Sen. John Kerry, Massachusetts Democrat, on Monday made public a letter from Adm. Mike Mullen, chairman of the Joint Chiefs of Staff, outlining military services chiefs’ support for the accord. “This treaty has the full support of your uniformed military, and we all support ratification,” Adm. Mullen stated.
It is not clear whether Democrats have the nine Republican votes they will need to ratify START by a two-thirds majority, but they appear to be gaining ground.
Sen. Charles E. Schumer, New York Democrat, said on ABC’s “Good Morning America” that Sen. Thad Cochran, Mississippi Republican, had told him he will vote to approve the treaty.
Other Republicans likely voting for the treaty include Sen. Olympia J. Snowe, Maine Republican; Sen. Susan Collins, Maine Republican; and Sen. Richard G. Lugar, Indiana Republican. Sen. Scott Brown, Massachusetts Republican, also said he would vote for the treaty this week.
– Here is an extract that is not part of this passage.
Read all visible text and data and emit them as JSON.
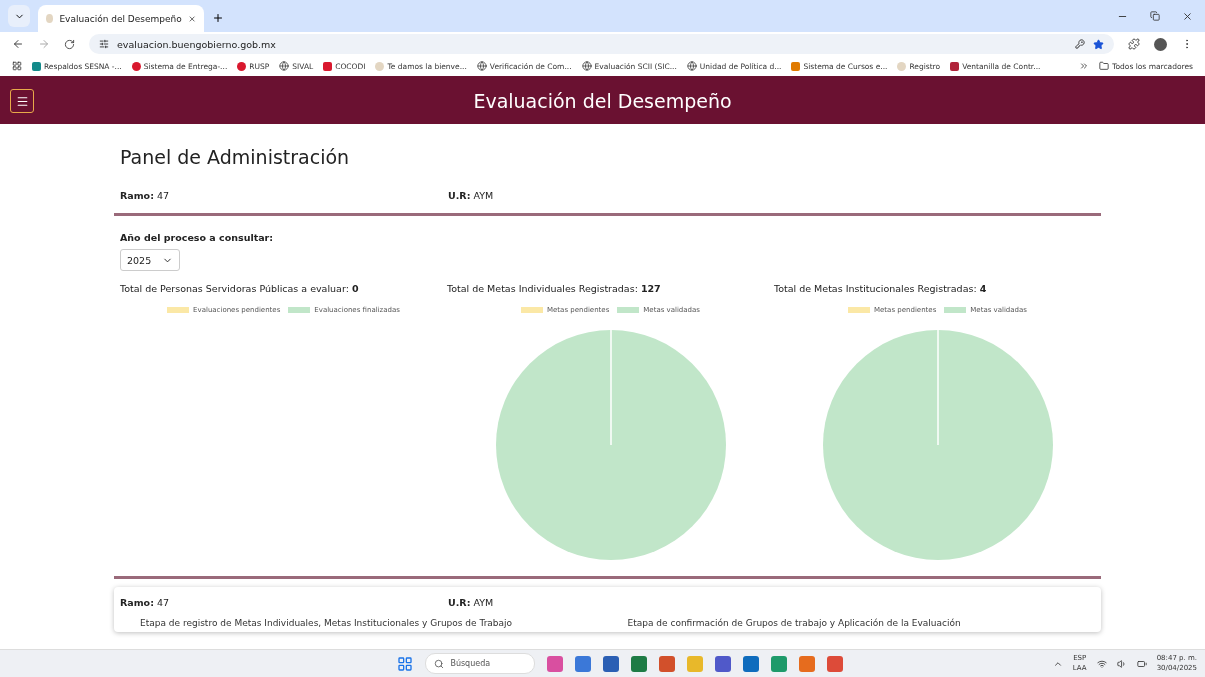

Over the weekend however, Sen. Lindsey Graham, South Carolina Republican, said he is opposing the treaty in the current session after he had voted to go ahead with debate in the lame-duck session that initially led many Democrats to consider him a likely yes vote on START.
Sen. John McCain, Arizona Republican, who also supported taking up the treaty during the lame-duck session, on Monday introduced an amendment that is likely to frustrate White House plans for a separate missile defense accord with Russia currently being contemplated by the administration.
The proposed McCain amendment would change the Senate’s ratification legislation rather than the treaty preamble or text.
In Moscow on Monday, Russian Foreign Minister Sergey Lavrov told the Interfax news agency that any amendment to the preamble or the treaty itself would kill the agreement. “It cannot be opened up and become the subject of new negotiations,” he said.
The McCain amendment, however, would unilaterally bar the United States from sharing test data known as telemetry from missile-defense interceptors with Russia during the 10-year period of START.
The Obama administration said a recent NATO summit in Lisbon was a breakthrough in talks with Moscow on future cooperation on missile defenses.
Following the closed session, Sen. Dianne Feinstein, California Democrat and chairman of the Senate Select Committee on Intelligence, said: “The Russians have indicated the treaty would not be renegotiated, without the treaty we go blind.”
Mrs. Feinstein was referring to the 18 on-site inspections per year allowed under START. U.S. inspectors have not been allowed to visit Russian sites for more than a year after the old treaty expired on Dec. 5, 2009.
However, a State Department report on arms-compliance issues made public in July revealed that Russia violated some provisions of the old START treaty until it expired.
On Monday evening, the Senate voted down two treaty amendments, one to increase inspections and another to add 20 more missiles or bombers.
Adm. Mullen in his letter stated that he was satisfied with the inspection and verification regime in New START.
However, the letter acknowledged that the treaty would impose some limits on the Pentagon’s new conventional prompt global strike weapons by counting long-range missiles that would be armed with conventional warheads as limited under the treaty. The Pentagon currently plans to use new glide vehicles for its conventional long-range attack weapons and not strategic missiles.